High Assurance Virtualization for ARMv8
To save cost and increase usability and capability, there is an increased demand for reusing the same ICT hardware for multiple functionalities. A fundamental security requirement is to provide isolation between the components providing these functionalities, including the associated data.
Ericsson has co-developed a high-assurance hypervisor and secure boot, codenamed HASPOC, for the latest ARM architecture, ARMv8. In this post, we provide details about the technologies of our platform.
The requirement to provide isolation has become relevant for most types of ICT devices. Not only for mainframes in data centers, but also for smart phones and computationally very limited devices such as embedded systems and sensors.
The solution was developed by our Security Research team at Ericsson Research, together with SICS and other partners as part of the Vinnova project HASPOC.
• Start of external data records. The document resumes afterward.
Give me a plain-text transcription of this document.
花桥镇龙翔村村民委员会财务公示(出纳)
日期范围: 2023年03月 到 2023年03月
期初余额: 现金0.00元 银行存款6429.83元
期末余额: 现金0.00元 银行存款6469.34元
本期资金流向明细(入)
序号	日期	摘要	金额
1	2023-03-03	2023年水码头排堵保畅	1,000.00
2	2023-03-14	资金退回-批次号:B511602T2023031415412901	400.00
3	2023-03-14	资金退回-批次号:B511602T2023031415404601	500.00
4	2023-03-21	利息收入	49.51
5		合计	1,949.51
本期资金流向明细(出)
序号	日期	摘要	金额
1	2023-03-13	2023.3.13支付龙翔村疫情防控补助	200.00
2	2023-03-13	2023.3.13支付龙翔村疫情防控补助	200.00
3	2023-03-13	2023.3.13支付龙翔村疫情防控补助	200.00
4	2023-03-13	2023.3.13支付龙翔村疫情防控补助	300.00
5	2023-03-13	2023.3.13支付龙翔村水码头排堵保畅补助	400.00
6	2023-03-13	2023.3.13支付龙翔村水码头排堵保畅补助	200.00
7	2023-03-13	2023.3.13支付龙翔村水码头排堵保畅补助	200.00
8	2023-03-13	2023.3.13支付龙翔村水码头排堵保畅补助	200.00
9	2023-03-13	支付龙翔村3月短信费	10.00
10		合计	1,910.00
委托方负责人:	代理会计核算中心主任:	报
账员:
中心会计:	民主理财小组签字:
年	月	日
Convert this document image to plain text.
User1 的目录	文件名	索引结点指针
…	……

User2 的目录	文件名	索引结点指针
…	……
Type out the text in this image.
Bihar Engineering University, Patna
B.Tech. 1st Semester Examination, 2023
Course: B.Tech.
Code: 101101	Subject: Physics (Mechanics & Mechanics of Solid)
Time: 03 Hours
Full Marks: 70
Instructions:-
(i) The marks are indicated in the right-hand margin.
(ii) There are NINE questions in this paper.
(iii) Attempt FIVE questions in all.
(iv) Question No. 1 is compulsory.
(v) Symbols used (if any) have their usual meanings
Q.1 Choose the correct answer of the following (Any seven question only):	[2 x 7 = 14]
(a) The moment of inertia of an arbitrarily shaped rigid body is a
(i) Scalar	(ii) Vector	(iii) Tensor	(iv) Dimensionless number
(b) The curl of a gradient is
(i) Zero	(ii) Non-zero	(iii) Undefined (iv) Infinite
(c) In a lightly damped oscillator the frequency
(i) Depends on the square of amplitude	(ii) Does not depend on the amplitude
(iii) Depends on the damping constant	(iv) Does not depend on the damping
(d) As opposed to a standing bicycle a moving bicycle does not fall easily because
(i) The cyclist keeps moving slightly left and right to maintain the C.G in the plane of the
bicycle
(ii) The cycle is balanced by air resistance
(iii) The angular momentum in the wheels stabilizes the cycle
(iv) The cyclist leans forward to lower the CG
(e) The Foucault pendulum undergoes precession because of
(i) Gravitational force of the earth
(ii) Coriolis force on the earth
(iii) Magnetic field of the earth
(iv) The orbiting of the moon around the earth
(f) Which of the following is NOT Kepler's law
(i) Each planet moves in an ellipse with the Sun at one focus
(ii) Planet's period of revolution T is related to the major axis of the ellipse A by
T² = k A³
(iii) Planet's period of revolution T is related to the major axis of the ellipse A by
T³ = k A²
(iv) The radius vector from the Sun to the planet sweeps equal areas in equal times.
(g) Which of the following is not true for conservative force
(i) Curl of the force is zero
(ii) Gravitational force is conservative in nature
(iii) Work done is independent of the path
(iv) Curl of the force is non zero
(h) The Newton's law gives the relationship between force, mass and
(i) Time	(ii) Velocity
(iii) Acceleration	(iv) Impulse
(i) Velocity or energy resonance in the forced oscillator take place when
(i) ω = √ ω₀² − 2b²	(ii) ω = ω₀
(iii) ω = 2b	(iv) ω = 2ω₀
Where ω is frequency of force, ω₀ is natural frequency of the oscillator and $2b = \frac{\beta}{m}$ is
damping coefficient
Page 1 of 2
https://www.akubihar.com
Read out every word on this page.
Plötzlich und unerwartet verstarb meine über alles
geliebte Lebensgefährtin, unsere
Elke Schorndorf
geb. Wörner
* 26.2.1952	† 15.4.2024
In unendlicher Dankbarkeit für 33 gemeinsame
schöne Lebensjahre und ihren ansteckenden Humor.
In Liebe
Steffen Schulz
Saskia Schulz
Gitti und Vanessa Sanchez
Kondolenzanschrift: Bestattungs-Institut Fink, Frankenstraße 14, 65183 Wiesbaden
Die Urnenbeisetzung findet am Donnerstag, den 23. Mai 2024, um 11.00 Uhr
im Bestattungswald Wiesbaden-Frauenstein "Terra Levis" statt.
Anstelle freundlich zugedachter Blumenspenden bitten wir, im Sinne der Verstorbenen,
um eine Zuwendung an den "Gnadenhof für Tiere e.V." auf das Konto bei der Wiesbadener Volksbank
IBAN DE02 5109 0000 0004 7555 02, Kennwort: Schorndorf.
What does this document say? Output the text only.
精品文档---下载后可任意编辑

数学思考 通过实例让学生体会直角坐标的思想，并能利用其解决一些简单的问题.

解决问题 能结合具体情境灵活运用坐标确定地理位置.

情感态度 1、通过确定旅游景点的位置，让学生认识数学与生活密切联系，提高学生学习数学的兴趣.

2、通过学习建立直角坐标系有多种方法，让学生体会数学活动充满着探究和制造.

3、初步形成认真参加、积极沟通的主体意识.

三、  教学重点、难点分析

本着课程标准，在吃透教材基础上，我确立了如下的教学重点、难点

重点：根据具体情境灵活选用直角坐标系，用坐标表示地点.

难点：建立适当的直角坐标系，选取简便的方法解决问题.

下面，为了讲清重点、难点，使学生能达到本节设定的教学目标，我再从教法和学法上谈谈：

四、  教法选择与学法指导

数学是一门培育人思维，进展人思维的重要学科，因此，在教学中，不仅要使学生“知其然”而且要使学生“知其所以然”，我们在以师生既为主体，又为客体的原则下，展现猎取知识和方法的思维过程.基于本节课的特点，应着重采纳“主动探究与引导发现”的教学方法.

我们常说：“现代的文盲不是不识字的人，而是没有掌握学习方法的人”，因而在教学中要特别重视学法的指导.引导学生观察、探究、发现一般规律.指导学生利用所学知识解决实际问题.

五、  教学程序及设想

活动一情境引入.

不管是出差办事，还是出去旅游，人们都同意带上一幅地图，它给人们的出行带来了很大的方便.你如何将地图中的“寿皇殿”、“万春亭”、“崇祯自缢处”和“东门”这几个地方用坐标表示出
The isolation properties of the platform are formally verified, which establishes that multiple guests executing on the HASPOC platform enjoy the same isolation as if they had been executing in an ideal model comprising two separate, air-gap separated systems – but allowing for dedicated inter-guest communication channels across the air-gap. In addition, a Common Criteria Security Target has been specified, allowing for Common Criteria evaluation of products based on the HASPOC platform.
The hypervisor is of Type-1 (bare metal), which means that it does not require an underlying operating system and that it is transparent to guests. Each guest on the platform has been exclusively assigned one or more cores to execute guest code on.
Icon from icons8
Physical memory is exclusively assigned to and owned by each guest. The hypervisor enforces that one guest cannot, outside the scope of supervised inter-guest communication, access or modify information in the memory exclusively owned by another guest. The nested page table capability of the ARMv8 memory management unit is utilized for efficient virtual memory management and unmodified guest code.
Peripherals are where possible exclusively assigned to a specific guest via memory mapping. In other cases, the hypervisor may maintain data per guest per shared peripheral to avoid data interference and information leakage. Physical interrupts are exclusively assigned to the guest which owns the related peripheral. DMA capable peripherals are access controlled via so called S-MMUs, where available. These S-MMUs ensure that the peripherals do not violate the access boundaries defined for the guest owning a peripheral. If no S-MMU is available the hypervisor may control guest access to a peripheral through a hypervisor emulation driver system.
ARMv8 Hardware Model
A formal model of the ARMv8 architecture is needed both to perform formal verification of security properties and for code verification. An existing L3 ARMv8 model developed in Cambridge covering user level instructions have been expanded with system level instructions as well as with a model of the two-stage memory management unit.
The sequential architecture model is a straight-forward extension of the original Cambridge model. The memory is sequential and uses virtual addresses. The main addition is a large number of system level instructions and system registers. The registers can be set and retrieved using the system level instructions. The model supports cache and TLB invalidation instructions plus memory barriers, but these have no effect as sequential memory with transparent caches and TLBs/address translation is assumed.
The decomposed architecture model is developed to reflect low-level behavior of the ARMv8 architecture and peripherals. Specifically, it captures the effects of weakly consistent memory which is shared between all observers in a system.
To handle the complexity of the model, it is decomposed into several components which are communicating through message passing. Components include processor cores, MMUs, and the memory subsystem.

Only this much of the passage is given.